详细信息
- 来源站点
- ArXiv CS.CL
- 作者
- Rongzhi Zhu, Xiang Huang, Yuchuan Wu, Rui Wang, Zequn Sun, Tao Ren, Weiyao Luo, Bingxue Qiu, Jieping Ye, Yongbin Li, Wei Hu
- 文章类型
- NEWS
- 语言
- en
- 发布日期
- 2026-06-16
摘要
arXiv:2606.15532v1 Announce Type: new Abstract: Emotional intelligence (EI) in Large Language Models (LLMs) is often evaluated through static understanding tasks or single-response dialogue generation. However, emotion management is interactive: a good model should not only recognize a user's emotion, but also improve the user's emotional and relational state over several turns. We introduce EIBench, a simulator-based benchmark for interactive emotion management.
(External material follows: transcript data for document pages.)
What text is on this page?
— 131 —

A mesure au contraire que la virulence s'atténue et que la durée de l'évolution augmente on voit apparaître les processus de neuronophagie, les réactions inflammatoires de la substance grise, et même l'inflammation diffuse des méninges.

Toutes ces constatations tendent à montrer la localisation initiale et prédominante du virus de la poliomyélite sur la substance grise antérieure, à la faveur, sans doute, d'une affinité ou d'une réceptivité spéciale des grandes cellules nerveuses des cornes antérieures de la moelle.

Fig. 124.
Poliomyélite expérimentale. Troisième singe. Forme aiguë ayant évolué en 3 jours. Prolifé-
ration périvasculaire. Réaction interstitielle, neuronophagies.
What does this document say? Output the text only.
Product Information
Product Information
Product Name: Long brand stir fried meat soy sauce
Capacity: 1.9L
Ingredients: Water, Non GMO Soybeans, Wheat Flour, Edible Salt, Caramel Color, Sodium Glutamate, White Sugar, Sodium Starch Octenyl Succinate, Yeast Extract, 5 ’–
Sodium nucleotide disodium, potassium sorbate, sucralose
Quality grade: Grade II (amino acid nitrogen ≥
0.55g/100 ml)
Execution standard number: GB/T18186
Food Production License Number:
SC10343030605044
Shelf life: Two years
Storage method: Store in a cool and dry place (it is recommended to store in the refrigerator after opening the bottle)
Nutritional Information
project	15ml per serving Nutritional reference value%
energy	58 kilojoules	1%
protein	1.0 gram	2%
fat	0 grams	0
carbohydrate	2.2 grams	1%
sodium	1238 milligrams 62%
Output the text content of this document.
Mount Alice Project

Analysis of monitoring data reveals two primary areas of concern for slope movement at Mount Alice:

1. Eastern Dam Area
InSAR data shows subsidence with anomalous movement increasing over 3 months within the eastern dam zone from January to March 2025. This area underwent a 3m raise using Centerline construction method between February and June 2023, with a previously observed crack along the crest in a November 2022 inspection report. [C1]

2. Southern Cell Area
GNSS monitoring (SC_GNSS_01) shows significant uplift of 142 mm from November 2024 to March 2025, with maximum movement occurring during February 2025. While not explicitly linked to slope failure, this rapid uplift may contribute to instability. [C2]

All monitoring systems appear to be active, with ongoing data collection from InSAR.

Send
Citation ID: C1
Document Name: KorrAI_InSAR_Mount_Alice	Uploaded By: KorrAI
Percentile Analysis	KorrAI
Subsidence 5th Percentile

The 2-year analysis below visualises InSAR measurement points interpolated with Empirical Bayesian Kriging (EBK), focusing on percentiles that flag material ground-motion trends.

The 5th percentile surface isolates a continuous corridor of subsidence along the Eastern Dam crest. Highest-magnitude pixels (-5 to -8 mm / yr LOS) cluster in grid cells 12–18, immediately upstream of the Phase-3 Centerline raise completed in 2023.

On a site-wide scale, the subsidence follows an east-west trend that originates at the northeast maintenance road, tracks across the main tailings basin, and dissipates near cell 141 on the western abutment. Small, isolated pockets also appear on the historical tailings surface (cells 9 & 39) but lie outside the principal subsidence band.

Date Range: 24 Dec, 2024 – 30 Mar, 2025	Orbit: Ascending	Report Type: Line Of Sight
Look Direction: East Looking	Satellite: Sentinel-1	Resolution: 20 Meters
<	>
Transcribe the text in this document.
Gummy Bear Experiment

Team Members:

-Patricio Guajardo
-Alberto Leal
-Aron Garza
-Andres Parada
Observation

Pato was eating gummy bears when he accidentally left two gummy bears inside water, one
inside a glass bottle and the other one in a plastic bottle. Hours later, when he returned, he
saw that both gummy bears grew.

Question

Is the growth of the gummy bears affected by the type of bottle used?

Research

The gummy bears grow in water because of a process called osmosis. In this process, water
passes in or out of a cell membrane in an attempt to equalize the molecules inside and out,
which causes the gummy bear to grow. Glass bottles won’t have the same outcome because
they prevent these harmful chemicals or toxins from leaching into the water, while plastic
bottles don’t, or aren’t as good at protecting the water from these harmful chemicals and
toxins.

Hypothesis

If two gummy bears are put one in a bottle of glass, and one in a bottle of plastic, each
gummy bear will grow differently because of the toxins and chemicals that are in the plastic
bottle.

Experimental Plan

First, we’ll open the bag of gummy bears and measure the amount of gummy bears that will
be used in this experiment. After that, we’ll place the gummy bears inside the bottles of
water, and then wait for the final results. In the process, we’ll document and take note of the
EIBench contains 2,222 scenarios, with 2,009 for training and 213 for held-out testing. The scenarios are organized by a 2x2 taxonomy covering Support, Defense, Repair, and Charm, which together capture different forms of support, boundary maintenance, trust repair, and rapport building. In each scenario, an LLM simulator plays the user, updates an emotion-relation state after each turn, and maps the final state to an anchor-based score.